The U.S. Senate has taken a major step toward protecting same-sex and interracial marriage by advancing a landmark bill that would rightfully recognize the legality of such marriages in every state in the nation.
The bill would not force states without same-sex laws to permit such unions, but it would require that all states recognize the legality of marriages performed in other states.
The bill also would repeal the indefensible Defense of Marriage Act, which passed in 1996 and codified marriage as only the union of one man and one woman. Later found unconstitutional, DOMA also gave states the right to refuse to recognize same-sex marriages performed in other states.
A block of all 50 Democrats and a dozen Republicans united last week to form a filibuster-proof coalition to get the bill through a procedural vote, the most serious hurdle it's expected to face. The Respect for Marriage Act will move to a full Senate vote shortly after Thanksgiving and then to the House, which passed its own version earlier.
U.S. Sen. Amy Klobuchar, D-Minn., told an editorial writer that the bill is not only "highly significant" but necessary to ensure the Supreme Court cannot do to marriage rights what it did earlier this year to abortion rights.
In Dobbs, the court overturned its precedent of 50 years, finding that the Constitution did not guarantee the right to an abortion. In a concurring opinion, Justice Clarence Thomas stated that the same rationale applied in Dobbs could be used to overturn rights to same-sex marriage, contraception and same-sex consensual relations. Thomas was part of a strong, six-justice conservative bloc, and his words carried far more weight than they would have in earlier courts, sounding alarm bells among those who thought such issues had been long settled.
"Dobbs to me was proof that the court is out of kilter with where the American people are," Klobuchar said. Thankfully, she said, "our founders set up a system of checks and balances. Well, this is the check. When one branch gets out of kilter, another steps in."
Lawmakers have, in fact, relied too heavily on courts to decide matters best addressed through statute.
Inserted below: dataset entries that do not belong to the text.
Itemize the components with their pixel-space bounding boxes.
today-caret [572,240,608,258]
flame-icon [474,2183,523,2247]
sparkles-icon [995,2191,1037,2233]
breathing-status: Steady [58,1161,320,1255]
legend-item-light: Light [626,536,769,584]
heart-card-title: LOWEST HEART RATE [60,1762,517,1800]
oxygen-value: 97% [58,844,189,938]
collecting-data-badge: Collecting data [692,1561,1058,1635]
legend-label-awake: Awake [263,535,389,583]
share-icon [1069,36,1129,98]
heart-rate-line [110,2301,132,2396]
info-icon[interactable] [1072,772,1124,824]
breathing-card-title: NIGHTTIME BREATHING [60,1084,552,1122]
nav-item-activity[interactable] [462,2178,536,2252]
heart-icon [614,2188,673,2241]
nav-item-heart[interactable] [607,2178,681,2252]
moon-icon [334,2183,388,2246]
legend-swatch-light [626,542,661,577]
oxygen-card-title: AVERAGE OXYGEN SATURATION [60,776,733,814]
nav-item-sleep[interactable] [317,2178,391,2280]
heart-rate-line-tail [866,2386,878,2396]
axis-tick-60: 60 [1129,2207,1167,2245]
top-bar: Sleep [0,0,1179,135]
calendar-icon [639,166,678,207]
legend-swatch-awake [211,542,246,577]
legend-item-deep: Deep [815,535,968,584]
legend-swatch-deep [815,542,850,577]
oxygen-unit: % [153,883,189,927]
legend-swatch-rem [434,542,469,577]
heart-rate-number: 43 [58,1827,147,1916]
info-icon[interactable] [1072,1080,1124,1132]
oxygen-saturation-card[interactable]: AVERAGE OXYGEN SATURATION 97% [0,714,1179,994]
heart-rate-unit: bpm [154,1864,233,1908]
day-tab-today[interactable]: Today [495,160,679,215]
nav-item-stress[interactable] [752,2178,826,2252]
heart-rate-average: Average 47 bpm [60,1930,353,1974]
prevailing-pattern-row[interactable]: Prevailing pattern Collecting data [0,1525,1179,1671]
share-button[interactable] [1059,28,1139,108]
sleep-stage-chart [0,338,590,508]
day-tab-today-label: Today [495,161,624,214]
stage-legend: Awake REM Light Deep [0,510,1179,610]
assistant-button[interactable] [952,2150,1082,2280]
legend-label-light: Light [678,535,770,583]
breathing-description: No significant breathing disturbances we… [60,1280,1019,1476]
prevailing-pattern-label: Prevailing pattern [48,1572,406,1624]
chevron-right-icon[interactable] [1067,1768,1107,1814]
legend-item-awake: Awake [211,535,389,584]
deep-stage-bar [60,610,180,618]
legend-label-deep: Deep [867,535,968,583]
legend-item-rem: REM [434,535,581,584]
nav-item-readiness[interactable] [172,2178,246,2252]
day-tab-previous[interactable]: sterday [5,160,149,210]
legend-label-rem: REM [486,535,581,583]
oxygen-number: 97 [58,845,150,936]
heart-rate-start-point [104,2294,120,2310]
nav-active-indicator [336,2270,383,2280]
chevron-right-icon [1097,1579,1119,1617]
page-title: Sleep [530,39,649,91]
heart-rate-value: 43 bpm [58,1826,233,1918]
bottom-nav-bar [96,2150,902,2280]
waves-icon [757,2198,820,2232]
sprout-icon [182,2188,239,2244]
What the courts can do, they can also undo — especially when, as with the Roberts court, even long-standing precedent is seen as no barrier.
Many states had anti-miscegenation laws prohibiting interracial marriage until the 1967 landmark case of Loving v. Virginia found such laws unconstitutional. At the time, Chief Justice Earl Warren wrote that "the freedom to marry, or not marry, a person of another race resides with the individual, and cannot be infringed by the State."
Even so, it would be more than 30 years before all such state laws were repealed. Alabama was the last, in 2000. Similarly, when the Dobbs decision threw the abortion issue back to the states, many still had old laws on the books or had passed so-called trigger laws. The result was an immediate reversion in those states to laws that strictly limited or banned most abortions. The right to same-sex marriage is protected under the Obergefell decision, but if that were overturned, same-sex couples could find their unions under fire.
Minnesota, wisely, took steps some years ago to give its same-sex couples full protection under the law. In Minnesota, not only was a proposed state amendment barring same-sex marriage defeated at the polls, but the Legislature went further and in 2013 put the right to same-sex marriage in statute.
Klobuchar noted that the coalition that allowed the Respect for Marriage Act to clear its latest hurdle was some time in the making, and required patience and discipline. "We could have brought this issue up before the election, but we didn't push it just to make [Republicans] look bad." Such a move, she said, could have poisoned months of work and a still-fragile coalition. "What we wanted was to get this done," she said.
Senate Majority Leader Chuck Schumer said of the bill: "No one — no one — in a same-sex marriage should have to worry about whether or not their marriage will be invalidated in the future. They deserve peace of mind, knowing their rights will always be protected under the law." Schumer's daughter is married to another woman, and the couple is expecting a baby in the spring.
Klobuchar noted that there is often a temptation in politics to "save" an issue that may prove more useful for fundraising and stirring up the base. "A lot of times these issues just sit out there and people continue to use them, which is sad," she said. "If you have the opportunity to vote to solve a problem, you should."